The Brooklyn case also unfolds against the backdrop of other incidents affecting Coinbase. In a separate episode, the exchange previously experienced a data‑related breach tied to external customer‑support contractors who were allegedly bribed for access to user information. That event, while unrelated to Spektor, reportedly impacted nearly 70,000 accounts and led to estimated losses in the hundreds of millions of dollars.

These developments, taken together, illustrate how attackers are increasingly focusing on people, processes and third‑party vendors rather than pure on‑chain exploits. For end users, this blurring of lines between platform security and personal security can make it harder to know where official responsibility begins and ends.

For Coinbase and other large exchanges, the case underscores pressure to continue strengthening identity‑verification procedures for support contacts, warning systems for suspicious withdrawals and user‑education campaigns that highlight common scam patterns.

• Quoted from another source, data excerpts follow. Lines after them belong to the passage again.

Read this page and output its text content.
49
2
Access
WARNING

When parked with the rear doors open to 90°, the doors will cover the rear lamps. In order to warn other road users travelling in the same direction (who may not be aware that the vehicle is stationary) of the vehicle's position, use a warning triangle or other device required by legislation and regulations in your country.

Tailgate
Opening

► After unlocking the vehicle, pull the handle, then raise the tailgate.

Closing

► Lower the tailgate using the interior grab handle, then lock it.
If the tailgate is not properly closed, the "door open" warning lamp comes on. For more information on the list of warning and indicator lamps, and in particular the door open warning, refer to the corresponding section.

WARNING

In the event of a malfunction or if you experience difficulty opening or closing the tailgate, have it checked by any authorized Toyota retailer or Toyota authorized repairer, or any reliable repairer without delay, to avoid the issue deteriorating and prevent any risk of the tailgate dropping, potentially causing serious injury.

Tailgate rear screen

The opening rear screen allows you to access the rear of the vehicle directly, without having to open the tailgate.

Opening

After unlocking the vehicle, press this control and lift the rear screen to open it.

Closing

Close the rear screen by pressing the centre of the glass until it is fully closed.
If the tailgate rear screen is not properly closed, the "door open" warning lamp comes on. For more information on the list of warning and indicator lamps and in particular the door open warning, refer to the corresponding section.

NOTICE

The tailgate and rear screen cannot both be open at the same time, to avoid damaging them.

How users can protect themselves from crypto phishing schemes

In announcing the charges, Brooklyn prosecutors paired the legal action with a set of practical safety tips aimed at crypto holders. Their guidance echoes advice from many security professionals but takes on added urgency in light of the alleged $16 million loss.

First, they stress that users should never rely on unsolicited calls, emails or text messages as proof that something is wrong with their account. If someone reaches out claiming to be from Coinbase support – particularly with a demand for immediate action – the safest move is to hang up or ignore the message and instead contact the company directly through the app or official website.

Authorities also highlight a firm rule: legitimate platforms will not ask for your password, full 2FA codes, seed phrases or private keys, nor will they instruct you to move funds into a “temporary safe wallet” controlled by a third party. Any such request should be treated as an immediate red flag.

Another recurring recommendation is to slow down when confronted with urgent security warnings. Scammers deliberately create pressure so that people feel they must act before they have time to think. Taking a few minutes to verify the situation through official channels can prevent catastrophic losses.

On the technical side, prosecutors and security experts encourage users to enable robust protections such as hardware‑based 2FA keys where possible, and to use withdrawal whitelists that restrict transfers to pre‑approved wallet addresses. While no single measure is foolproof, multiple layers of defense can make social‑engineering attacks harder to pull off.

Lastly, there is a growing call for ongoing education for both new and experienced crypto users. As attackers refine their methods – from more realistic phishing pages to deepfake voice calls – staying informed about emerging scams is becoming part of basic digital hygiene for anyone holding significant value in crypto.

The unfolding case against Ronald Spektor offers a stark snapshot of how modern crypto crime increasingly revolves around deception, impersonation and psychological pressure rather than complex code exploits. With nearly $16 million in alleged losses, dozens of victims and only a fraction of the stolen funds recovered so far, the prosecution in Brooklyn is likely to be watched closely by law‑enforcement agencies, exchanges and investors alike as they wrestle with how to curb similar scams without undermining the open, global nature of digital assets.